Another example is the Hallie Q. Brown Community Center, which demonstrates how digital spaces like Roblox can be leveraged to teach young people about history and culture. The Hallie Q. Brown Community Center, in collaboration with Jolie Davis, a Macalester College student, created a game on Roblox called Enter the Rondo-Verse. The immersive experience doesn’t just teach kids about the history of the Rondo neighborhood and its historic figures, it allows them to walk through recreations of buildings and moments that shaped the neighborhood, turning a local history lesson into an active, educational exploration.
Why It Works
Traditional summer learning is a hard sell for kids. Workbooks and extra assignments feel like more school during the months when they are finally supposed to get a break.
Programs like Coder’s Clubhouse take a different approach by providing opportunities for kids to learn through building, experimenting, and figuring things out as they go.
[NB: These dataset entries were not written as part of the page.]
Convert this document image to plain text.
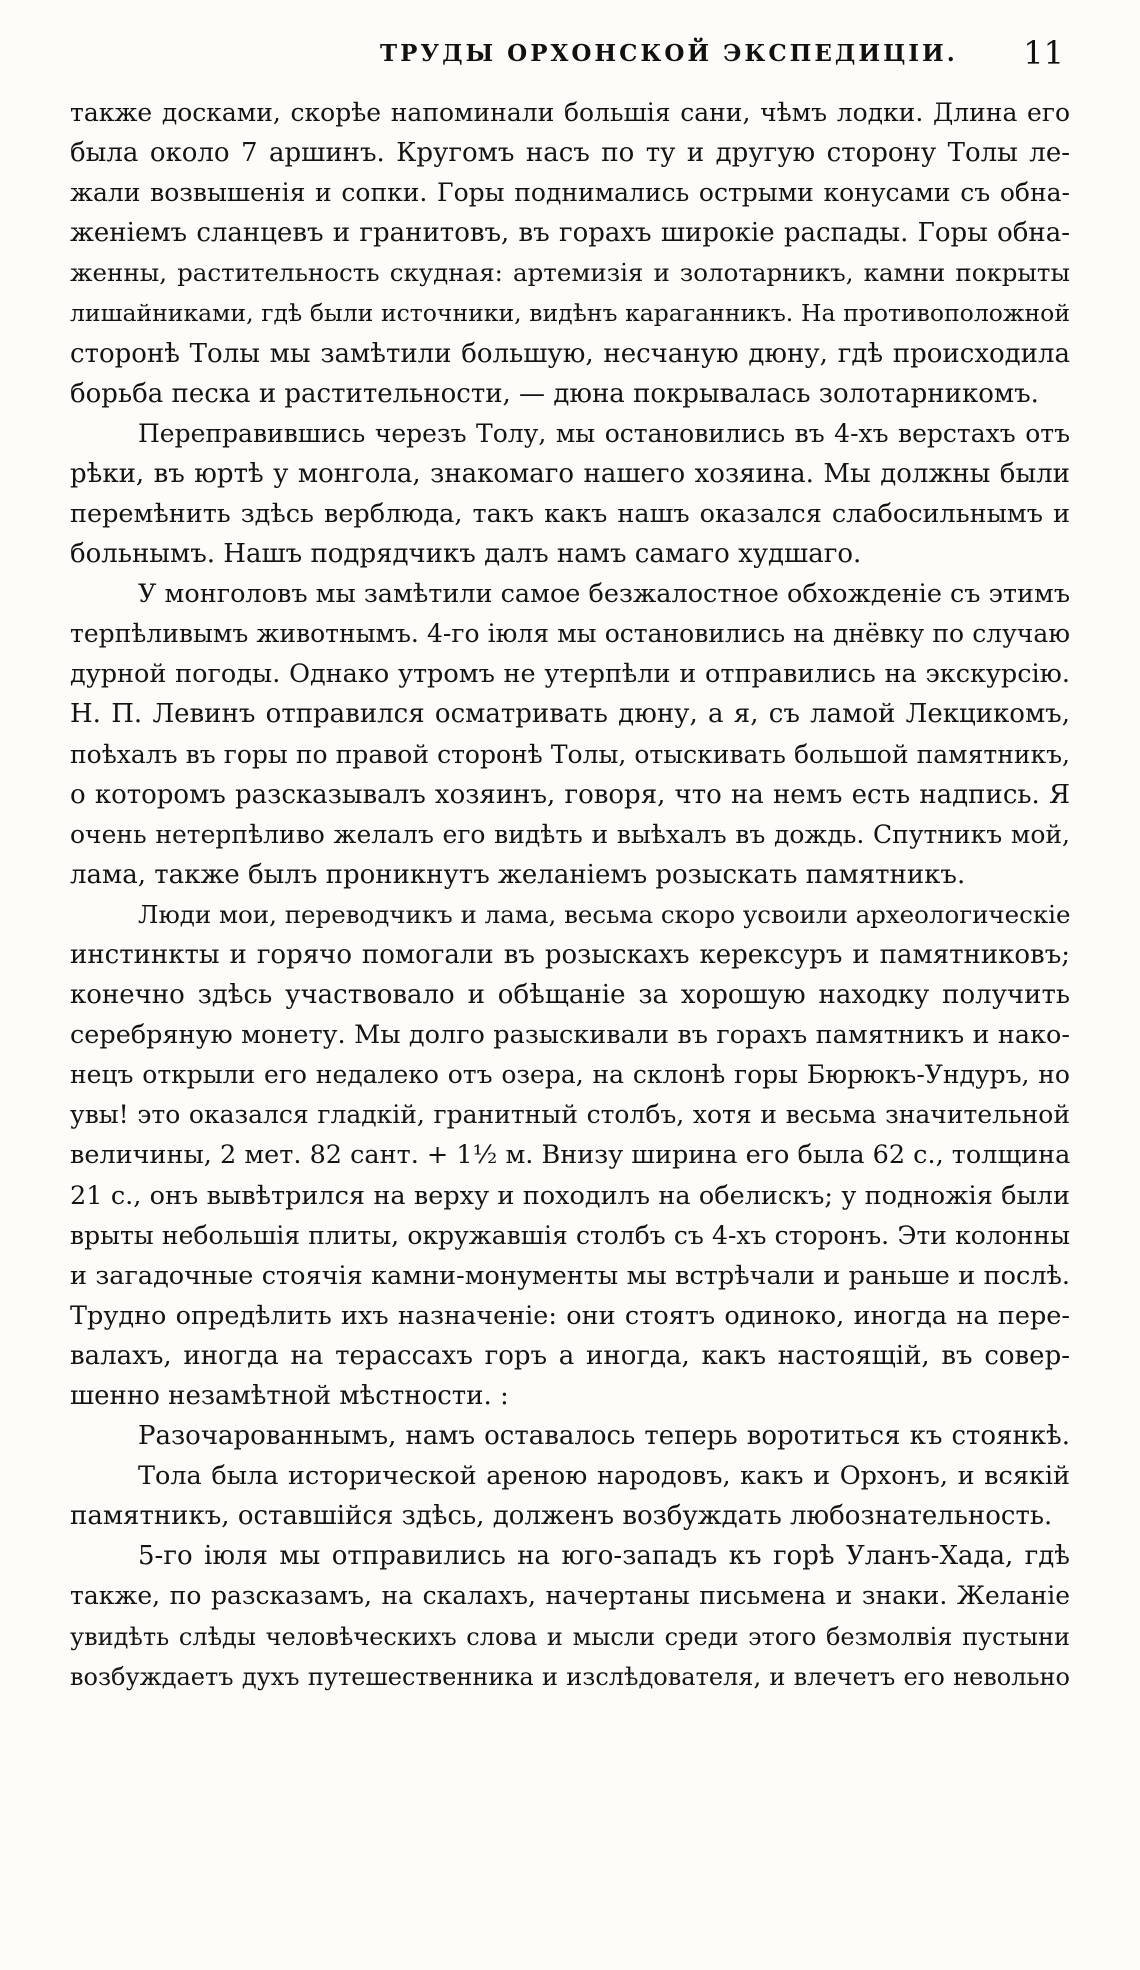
ТРУДЫ ОРХОНСКОЙ ЭКСПЕДИЦІИ. 11

также досками, скорѣе напоминали большія сани, чѣмъ лодки. Длина его
была около 7 аршинъ. Кругомъ насъ по ту и другую сторону Толы ле-
жали возвышенія и сопки. Горы поднимались острыми конусами съ обна-
женіемъ сланцевъ и гранитовъ, въ горахъ широкіе распады. Горы обна-
женны, растительность скудная: артемизія и золотарникъ, камни покрыты
лишайниками, гдѣ были источники, видѣнъ караганникъ. На противоположной
сторонѣ Толы мы замѣтили большую, несчаную дюну, гдѣ происходила
борьба песка и растительности, — дюна покрывалась золотарникомъ.

Переправившись черезъ Толу, мы остановились въ 4-хъ верстахъ отъ
рѣки, въ юртѣ у монгола, знакомаго нашего хозяина. Мы должны были
перемѣнить здѣсь верблюда, такъ какъ нашъ оказался слабосильнымъ и
больнымъ. Нашъ подрядчикъ далъ намъ самаго худшаго.

У монголовъ мы замѣтили самое безжалостное обхожденіе съ этимъ
терпѣливымъ животнымъ. 4-го іюля мы остановились на днёвку по случаю
дурной погоды. Однако утромъ не утерпѣли и отправились на экскурсію.
Н. П. Левинъ отправился осматривать дюну, а я, съ ламой Лекцикомъ,
поѣхалъ въ горы по правой сторонѣ Толы, отыскивать большой памятникъ,
о которомъ разсказывалъ хозяинъ, говоря, что на немъ есть надпись. Я
очень нетерпѣливо желалъ его видѣть и выѣхалъ въ дождь. Спутникъ мой,
лама, также былъ проникнутъ желаніемъ розыскать памятникъ.

Люди мои, переводчикъ и лама, весьма скоро усвоили археологическіе
инстинкты и горячо помогали въ розыскахъ керексуръ и памятниковъ;
конечно здѣсь участвовало и обѣщаніе за хорошую находку получить
серебряную монету. Мы долго разыскивали въ горахъ памятникъ и нако-
нецъ открыли его недалеко отъ озера, на склонѣ горы Бюрюкъ-Ундуръ, но
увы! это оказался гладкій, гранитный столбъ, хотя и весьма значительной
величины, 2 мет. 82 сант. + 1½ м. Внизу ширина его была 62 с., толщина
21 с., онъ вывѣтрился на верху и походилъ на обелискъ; у подножія были
врыты небольшія плиты, окружавшія столбъ съ 4-хъ сторонъ. Эти колонны
и загадочные стоячія камни-монументы мы встрѣчали и раньше и послѣ.
Трудно опредѣлить ихъ назначеніе: они стоятъ одиноко, иногда на пере-
валахъ, иногда на терассахъ горъ а иногда, какъ настоящій, въ совер-
шенно незамѣтной мѣстности. :

Разочарованнымъ, намъ оставалось теперь воротиться къ стоянкѣ.
Тола была исторической ареною народовъ, какъ и Орхонъ, и всякій
памятникъ, оставшійся здѣсь, долженъ возбуждать любознательность.

5-го іюля мы отправились на юго-западъ къ горѣ Уланъ-Хада, гдѣ
также, по разсказамъ, на скалахъ, начертаны письмена и знаки. Желаніе
увидѣть слѣды человѣческихъ слова и мысли среди этого безмолвія пустыни
возбуждаетъ духъ путешественника и изслѣдователя, и влечетъ его невольно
Roblox works especially well for that because it gives students a chance to create instead of simply passively consuming content. They build with friends, troubleshoot problems and stick with projects because they actually care about the outcome.
Roblox itself has also invested more heavily in educational content in recent years. Through experiences like Roblox’s Learning Hub, kids can easily explore everything from coding and STEM-focused challenges to learning new vocabulary words and ancient history.
The benefits aren’t just technical or subject-based. For many parents, a quick glance at their child’s screen reveals that Roblox isn’t a solitary activity – it’s an extension of the school playground. It’s how young people keep in touch with classmates over the summer, having virtual playdates with real-life friends.
This social connection is where vital life skills are built. When kids team up to build a virtual world or navigate a challenging obstacle course together, they aren’t just gaming. They are developing and practicing real-world life skills like collaboration, teamwork, and communication.
Parents Still Matter
None of this means parents should throw limits out the window. And through parental controls on Roblox, parents can monitor and manage screen time and spend limits for their children.
Kids still need time outside, face-to-face interaction, family connection and opportunities to unplug completely. But treating all screen time exactly the same feels like a disservice.
A child spending an afternoon building a game, designing a new virtual world, or collaborating with friends online to solve a complex puzzle or challenge is having a fundamentally different experience than one passively scrolling through videos or social media.
That distinction is especially important during the summer months when kids have far more unstructured time on their hands.
Parents don’t need to become gaming experts overnight. Often it starts with simply paying attention to what kids are actually doing online and guiding them toward spaces that encourage creativity, curiosity and skill-building instead of passive consumption.
A Better Summer Screen Time Conversation
The conversation around screen time isn’t going away anytime soon, nor should it. There needs to be a healthy balance. But this summer, maybe the goal isn’t just less time online.
Maybe it’s using that time online to build new skills.